Election Day is still a year and a half off, but the biggest event in the campaign might have taken place already: Mikulski's decision to seek a history-making fifth term. Her move, yet to be formally announced, disappointed would-be successors in both parties who spent the past few years fanning rumors that she would retire.
"Right now, as you can see, I believe the best campaign is the one you don't have to have," the senator said in an interview during a recent two-day swing through Western Maryland. "I believe in what I call a deterrent strategy, which is to get out there and do your job, so that people continue to think you ought to be there, and then have the financial resources to be able to get your message out."
Mikulski raised $442,000 in the first three months of the year, tangible evidence of her intentions. More than $2 of every $5 came from political action committees, according to Federal Election Commission records.
The special-interest contributions reflect her place at the center of one of Washington's biggest fights in years: the overhaul of the nation's health care system. PACs representing insurance and pharmaceutical companies, podiatrists and chiropractors have donated to her re-election fund. Organized labor, defense contractors and Washington lobby firms gave.
Mikulski, 72, would become the longest-serving female senator in the nation's history if she won another term, and completing it would tie her with former colleague Paul S. Sarbanes for the record as Maryland's longest-tenured senator.

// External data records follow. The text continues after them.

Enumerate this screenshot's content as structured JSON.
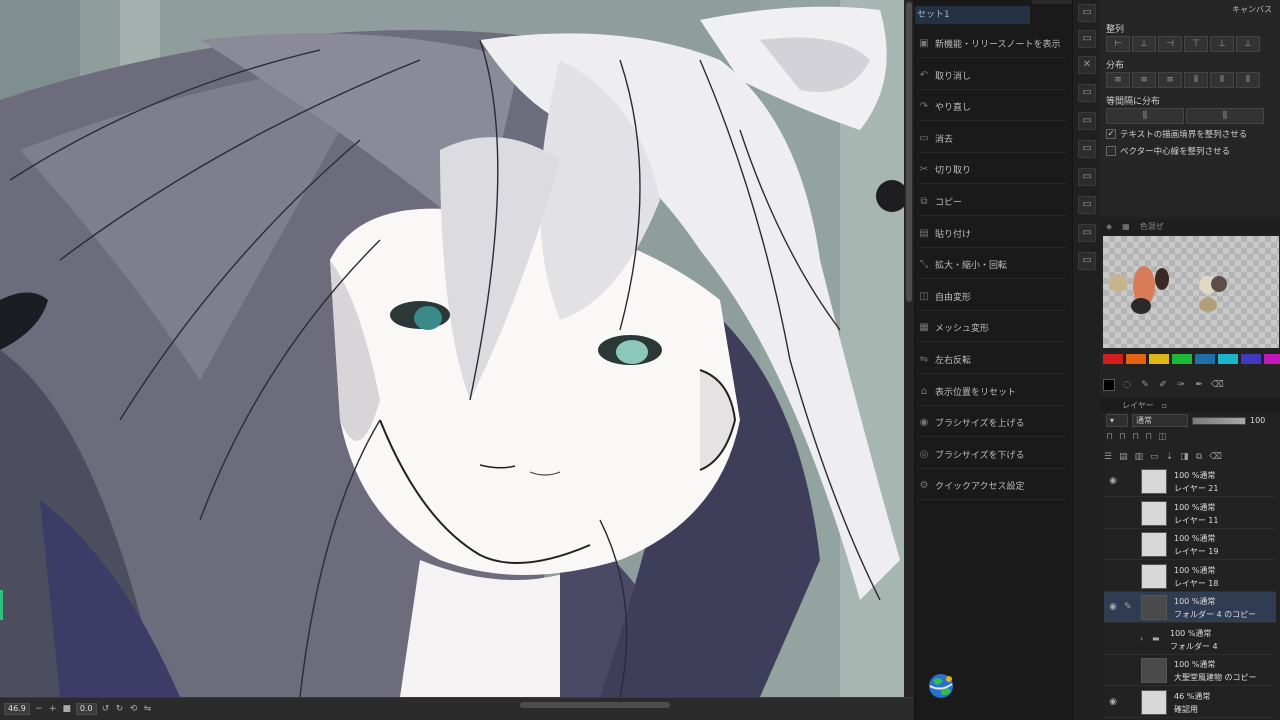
{
  "quick_access": {
    "header": "セット1",
    "items": [
      {
        "label": "新機能・リリースノートを表示",
        "icon": "release-notes-icon"
      },
      {
        "label": "取り消し",
        "icon": "undo-icon"
      },
      {
        "label": "やり直し",
        "icon": "redo-icon"
      },
      {
        "label": "消去",
        "icon": "erase-icon"
      },
      {
        "label": "切り取り",
        "icon": "cut-icon"
      },
      {
        "label": "コピー",
        "icon": "copy-icon"
      },
      {
        "label": "貼り付け",
        "icon": "paste-icon"
      },
      {
        "label": "拡大・縮小・回転",
        "icon": "scale-rotate-icon"
      },
      {
        "label": "自由変形",
        "icon": "free-transform-icon"
      },
      {
        "label": "メッシュ変形",
        "icon": "mesh-transform-icon"
      },
      {
        "label": "左右反転",
        "icon": "flip-horizontal-icon"
      },
      {
        "label": "表示位置をリセット",
        "icon": "reset-view-icon"
      },
      {
        "label": "ブラシサイズを上げる",
        "icon": "brush-size-up-icon"
      },
      {
        "label": "ブラシサイズを下げる",
        "icon": "brush-size-down-icon"
      },
      {
        "label": "クイックアクセス設定",
        "icon": "quick-access-settings-icon"
      }
    ]
  },
  "align_panel": {
    "tab": "キャンバス",
    "align_title": "整列",
    "distribute_title": "分布",
    "equal_spacing_title": "等間隔に分布",
    "checkbox_text_bounds": "テキストの描画境界を整列させる",
    "checkbox_text_bounds_checked": true,
    "checkbox_vector_center": "ベクター中心線を整列させる",
    "checkbox_vector_center_checked": false
  },
  "color_panel": {
    "tab": "色混ぜ",
    "swatches": [
      "#d11f1f",
      "#e06414",
      "#e0b719",
      "#1db838",
      "#1f6fa8",
      "#18b6c8",
      "#4338c0",
      "#c318b8"
    ],
    "blobs": [
      "#c8b48c",
      "#d87c5a",
      "#3a2a22",
      "#e0d9c4",
      "#5a5048",
      "#2a2a2a",
      "#b49e7a"
    ]
  },
  "layer_panel": {
    "tab": "レイヤー",
    "blend_mode": "通常",
    "opacity": "100",
    "layers": [
      {
        "opacity_mode": "100 %通常",
        "name": "レイヤー 21",
        "visible": true,
        "selected": false,
        "folder": false
      },
      {
        "opacity_mode": "100 %通常",
        "name": "レイヤー 11",
        "visible": false,
        "selected": false,
        "folder": false
      },
      {
        "opacity_mode": "100 %通常",
        "name": "レイヤー 19",
        "visible": false,
        "selected": false,
        "folder": false
      },
      {
        "opacity_mode": "100 %通常",
        "name": "レイヤー 18",
        "visible": false,
        "selected": false,
        "folder": false
      },
      {
        "opacity_mode": "100 %通常",
        "name": "フォルダー 4 のコピー",
        "visible": true,
        "selected": true,
        "folder": false
      },
      {
        "opacity_mode": "100 %通常",
        "name": "フォルダー 4",
        "visible": false,
        "selected": false,
        "folder": true
      },
      {
        "opacity_mode": "100 %通常",
        "name": "大聖堂風建物 のコピー",
        "visible": false,
        "selected": false,
        "folder": false
      },
      {
        "opacity_mode": "46 %通常",
        "name": "確認用",
        "visible": true,
        "selected": false,
        "folder": false
      }
    ]
  },
  "status_bar": {
    "zoom": "46.9",
    "rotation": "0.0"
  }
}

"We're looking ahead to 2010," she told supporters at a reception in Cumberland. "We're going to be very active and do all that we can" for the Democratic ticket.
Four decades ago, as a community activist, Mikulski got started in politics by blocking the extension of Interstate 83 through Fells Point and her Highlandtown neighborhood.
These days, she gives local officials step-by-step advice on securing federal dollars for road-building and other projects.
At a meeting held, aptly enough, in the town of Grantsville, she handed out new education funding from the federal stimulus package for the western end of the state. Discussing the economic wants of an area with close to double-digit unemployment, she told a largely Republican group of county commissioners how to lobby Washington for money that could turn a twisting rural highway into a north-south interstate.